勤労統計不正の三重構造

勤労統計不正で大騒ぎですね。

ところで今回の不正についてはニュースではあまり詳しく言われてませんけど、3つの問題点を孕んでいることが見て取れます。

長々と読みたくない人向け要約

全数調査をしなかった不正と統計数値が変わってしまった不正ってのは、理論上、全く別の問題。
調査の不正を隠ぺいするなら統計数値そのものが疑われるような数値不正をする必要がないので、統計操作目的の不正も隠してる可能性がある。
どっちみち歴代政権下の調査数不正よりも現政権下の隠ぺい不正問題がでかすぎて現政権の責任がヤバイ。

一つ目は報道の通り、2004年から続いていた勤労統計の全数調査を不正に簡略化し、3分の1の調査で済ませていた不正です(不正の内容その他はニュース等で報道されていますし、現在進行形なので追加で新たな不正があるかもしれませんので詳細は語りません)。

この点については見抜けず管理監督責任として全うできなかった歴代政権の責任であるといっても不思議ではありません。

二つ目の問題は、その勤労統計不正を隠ぺいする目的で、現政権下で行われた不正指南を記したマニュアルの削除等の隠ぺい工作の問題です。
統計に関する調査を受けるということで現政権における不正報告・虚偽報告・隠ぺい工作ですので当然現政権の管理不行き届きが問われます。

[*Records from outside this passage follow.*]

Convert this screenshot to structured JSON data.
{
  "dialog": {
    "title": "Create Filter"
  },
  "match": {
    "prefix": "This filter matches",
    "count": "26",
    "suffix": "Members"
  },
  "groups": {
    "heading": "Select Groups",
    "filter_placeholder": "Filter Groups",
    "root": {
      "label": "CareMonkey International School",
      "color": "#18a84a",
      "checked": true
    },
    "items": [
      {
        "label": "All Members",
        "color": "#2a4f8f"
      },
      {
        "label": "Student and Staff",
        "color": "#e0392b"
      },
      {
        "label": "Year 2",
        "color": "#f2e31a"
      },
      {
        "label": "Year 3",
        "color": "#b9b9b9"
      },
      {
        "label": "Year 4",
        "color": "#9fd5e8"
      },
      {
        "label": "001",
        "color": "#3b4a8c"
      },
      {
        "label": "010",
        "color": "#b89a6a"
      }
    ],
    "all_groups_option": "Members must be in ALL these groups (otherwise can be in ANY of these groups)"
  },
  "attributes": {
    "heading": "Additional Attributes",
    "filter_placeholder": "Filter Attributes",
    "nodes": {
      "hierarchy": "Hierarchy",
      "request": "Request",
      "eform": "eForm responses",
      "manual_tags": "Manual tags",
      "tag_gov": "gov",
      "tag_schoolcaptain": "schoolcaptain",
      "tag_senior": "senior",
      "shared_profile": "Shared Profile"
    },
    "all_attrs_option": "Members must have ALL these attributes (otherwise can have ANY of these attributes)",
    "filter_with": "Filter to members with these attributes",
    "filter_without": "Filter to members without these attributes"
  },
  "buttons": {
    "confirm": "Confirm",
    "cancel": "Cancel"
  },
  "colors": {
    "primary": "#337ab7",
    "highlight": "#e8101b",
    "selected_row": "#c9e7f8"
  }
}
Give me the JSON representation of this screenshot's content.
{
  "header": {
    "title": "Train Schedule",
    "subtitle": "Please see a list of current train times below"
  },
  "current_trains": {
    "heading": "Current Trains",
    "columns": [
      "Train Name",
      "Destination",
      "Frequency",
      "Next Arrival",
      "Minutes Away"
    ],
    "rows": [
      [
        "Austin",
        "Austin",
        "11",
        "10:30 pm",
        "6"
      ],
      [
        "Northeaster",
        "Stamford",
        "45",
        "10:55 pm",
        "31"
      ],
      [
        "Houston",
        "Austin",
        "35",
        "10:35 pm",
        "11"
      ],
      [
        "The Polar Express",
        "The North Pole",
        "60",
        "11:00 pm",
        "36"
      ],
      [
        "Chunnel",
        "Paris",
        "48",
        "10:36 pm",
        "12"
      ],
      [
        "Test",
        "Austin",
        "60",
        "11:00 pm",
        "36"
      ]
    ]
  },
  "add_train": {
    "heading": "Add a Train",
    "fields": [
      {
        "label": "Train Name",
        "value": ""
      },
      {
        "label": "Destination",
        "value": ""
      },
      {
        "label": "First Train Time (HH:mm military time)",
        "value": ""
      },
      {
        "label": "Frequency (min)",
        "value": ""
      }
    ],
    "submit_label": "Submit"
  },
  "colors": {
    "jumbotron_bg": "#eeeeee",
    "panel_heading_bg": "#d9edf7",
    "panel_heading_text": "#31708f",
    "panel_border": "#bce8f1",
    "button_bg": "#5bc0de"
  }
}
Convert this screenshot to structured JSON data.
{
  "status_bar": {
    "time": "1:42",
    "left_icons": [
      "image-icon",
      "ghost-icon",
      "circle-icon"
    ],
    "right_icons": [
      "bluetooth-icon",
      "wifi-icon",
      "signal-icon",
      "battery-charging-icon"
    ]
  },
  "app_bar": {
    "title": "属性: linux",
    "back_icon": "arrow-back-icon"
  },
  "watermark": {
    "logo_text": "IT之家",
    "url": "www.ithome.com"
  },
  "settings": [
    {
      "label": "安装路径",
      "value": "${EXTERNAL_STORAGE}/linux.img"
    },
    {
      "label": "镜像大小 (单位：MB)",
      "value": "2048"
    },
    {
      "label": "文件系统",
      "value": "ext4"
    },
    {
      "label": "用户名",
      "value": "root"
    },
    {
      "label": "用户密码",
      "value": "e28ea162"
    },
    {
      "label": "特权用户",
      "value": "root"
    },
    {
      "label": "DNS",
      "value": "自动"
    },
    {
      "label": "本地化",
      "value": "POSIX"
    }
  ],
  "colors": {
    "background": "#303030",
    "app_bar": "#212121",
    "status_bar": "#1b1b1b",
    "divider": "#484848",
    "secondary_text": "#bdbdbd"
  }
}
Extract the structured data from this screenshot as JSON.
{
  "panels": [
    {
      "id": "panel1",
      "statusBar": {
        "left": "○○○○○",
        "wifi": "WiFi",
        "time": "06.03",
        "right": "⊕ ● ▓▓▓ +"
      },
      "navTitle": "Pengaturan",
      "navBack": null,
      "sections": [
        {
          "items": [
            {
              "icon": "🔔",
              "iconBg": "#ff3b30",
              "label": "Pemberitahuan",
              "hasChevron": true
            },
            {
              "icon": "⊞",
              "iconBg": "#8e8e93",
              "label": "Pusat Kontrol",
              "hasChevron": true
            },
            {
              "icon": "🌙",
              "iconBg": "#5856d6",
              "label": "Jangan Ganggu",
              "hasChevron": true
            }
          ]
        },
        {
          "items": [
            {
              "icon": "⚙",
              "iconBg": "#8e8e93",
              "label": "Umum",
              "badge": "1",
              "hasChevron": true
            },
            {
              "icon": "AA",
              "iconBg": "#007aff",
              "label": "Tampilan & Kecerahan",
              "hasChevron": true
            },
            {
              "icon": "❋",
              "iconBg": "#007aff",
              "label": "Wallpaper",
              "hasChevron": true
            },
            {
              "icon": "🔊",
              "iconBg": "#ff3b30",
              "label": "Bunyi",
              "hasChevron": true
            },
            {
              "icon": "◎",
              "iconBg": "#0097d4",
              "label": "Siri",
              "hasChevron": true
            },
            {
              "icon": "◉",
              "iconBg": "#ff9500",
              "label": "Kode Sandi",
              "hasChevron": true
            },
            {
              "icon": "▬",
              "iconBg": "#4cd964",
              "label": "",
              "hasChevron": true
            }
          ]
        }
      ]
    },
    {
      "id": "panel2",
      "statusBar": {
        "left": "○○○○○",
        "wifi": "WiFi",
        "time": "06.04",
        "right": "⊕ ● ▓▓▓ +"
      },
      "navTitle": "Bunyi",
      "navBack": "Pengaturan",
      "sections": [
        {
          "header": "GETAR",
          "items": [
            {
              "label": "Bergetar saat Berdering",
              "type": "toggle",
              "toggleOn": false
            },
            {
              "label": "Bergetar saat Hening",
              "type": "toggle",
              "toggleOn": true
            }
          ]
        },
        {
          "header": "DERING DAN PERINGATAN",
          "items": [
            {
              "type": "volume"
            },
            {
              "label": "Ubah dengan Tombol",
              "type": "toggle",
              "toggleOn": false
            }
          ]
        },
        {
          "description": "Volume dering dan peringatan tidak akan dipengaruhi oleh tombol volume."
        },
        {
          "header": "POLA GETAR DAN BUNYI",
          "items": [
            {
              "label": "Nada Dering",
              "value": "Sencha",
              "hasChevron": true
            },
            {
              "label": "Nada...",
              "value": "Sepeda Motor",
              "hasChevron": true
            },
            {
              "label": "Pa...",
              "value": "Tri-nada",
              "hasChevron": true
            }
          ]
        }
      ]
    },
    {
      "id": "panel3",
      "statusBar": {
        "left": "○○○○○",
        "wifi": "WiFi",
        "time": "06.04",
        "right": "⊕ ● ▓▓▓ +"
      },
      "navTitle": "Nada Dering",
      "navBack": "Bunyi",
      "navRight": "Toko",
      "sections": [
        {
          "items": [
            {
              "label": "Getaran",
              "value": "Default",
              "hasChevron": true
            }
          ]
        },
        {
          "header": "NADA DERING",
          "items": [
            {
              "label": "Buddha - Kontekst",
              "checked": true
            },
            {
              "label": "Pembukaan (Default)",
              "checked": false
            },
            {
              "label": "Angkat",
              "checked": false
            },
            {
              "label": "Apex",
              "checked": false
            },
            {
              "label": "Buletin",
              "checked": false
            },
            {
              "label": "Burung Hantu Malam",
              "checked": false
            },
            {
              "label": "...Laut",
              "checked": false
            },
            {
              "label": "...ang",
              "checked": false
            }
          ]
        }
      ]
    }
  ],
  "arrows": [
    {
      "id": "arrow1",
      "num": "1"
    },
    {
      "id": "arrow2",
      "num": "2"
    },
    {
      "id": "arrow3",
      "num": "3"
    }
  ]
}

ですが、まぁこの問題点も現政権に過大に責任を追及するほどの問題とも言い切れないです。問題の反面、現政権下でその不正を発見したという功績も考えられますので、この問題だけではそれほど責任論に影響はしません

この点が責任論において著しく影響力を持つようになるのは、三つ目の問題点に絡んだ時です

最後に三つ目ですが、この問題は極大です。

三つ目の問題は統計不正を疑われたきっかけが、去年の1月から『現政権下で統計数値に連続性がないと疑われるほど統計数値が上昇していた』ということです。
報道によれば、調査が3分の1に留まっていたから金額を単純に3倍にした、ということですが、この行為自体が異常です。

この三つ目の問題が本当に隠ぺい目的で行われていたという言い訳が成立するためには、金額を単純に3倍にして統計数値に異常が出るような操作ではなく、同時に全数調査に見えるように『平均値や中央値や総計など統計数値に異常が出ないように水増し』しなければならないということです。
要するに、事実として隠ぺいとは真逆の行為を行っていたということになります。

ここで二つ目の問題点と比較して性格が全く異なる不正の性質が持ち上がります。

元々が統計数値の操作自体を目的として行われた不正である可能性です。

統計不正発覚の契機にもなった現政権での統計の不正操作疑惑こそが、今回の問題が安倍政権に重大な責任となる最大の理由です。
この統計操作が政権側の意向によって行われていればもちろん政権を吹っ飛ばすレベルの不正ですので問題外ですが、仮に官僚側が独自に行っていたとしても統計不正は大臣級の辞任不可避のレベルです。

また、疑惑で終わったとしても統計操作行為そのものが極めて重大なため、管理監督責任には厳然とした責任が残ります。このような稚拙で社会人倫理や職務遂行能力が未熟な官僚が多く存在することが証明されている以上、現状の処分では全く足りません。不正による追加給付による予算額は既に数百億レベルに達している以上、最低でも二桁の懲戒免職や刑事告発ぐらいの処分があってもおかしくないレベルのはずです。

これら疑惑をさらに強化するのが、統計数値の過去の記録が現政権以前で存在しないという報告がなされている点です。きれいさっぱり過ぎて失笑もの。

先の公文書偽造でもそうですが、公文書や統計というのは民主主義国家では国の情報を知り正しい政治を行う上で必要不可欠な情報、人体に例えるなら血液同然のものです。
こういった文書不正が、政治的立場の右左、保守や革新などの主義主張を越えて、日本という民主主義国家そのものを腐敗させ破壊するものであることは疑いようのない事なのです。

それに歯止めをかけられないのであれば、いかなる政権であっても民主主義国家として責任ある与党とは言わないのです。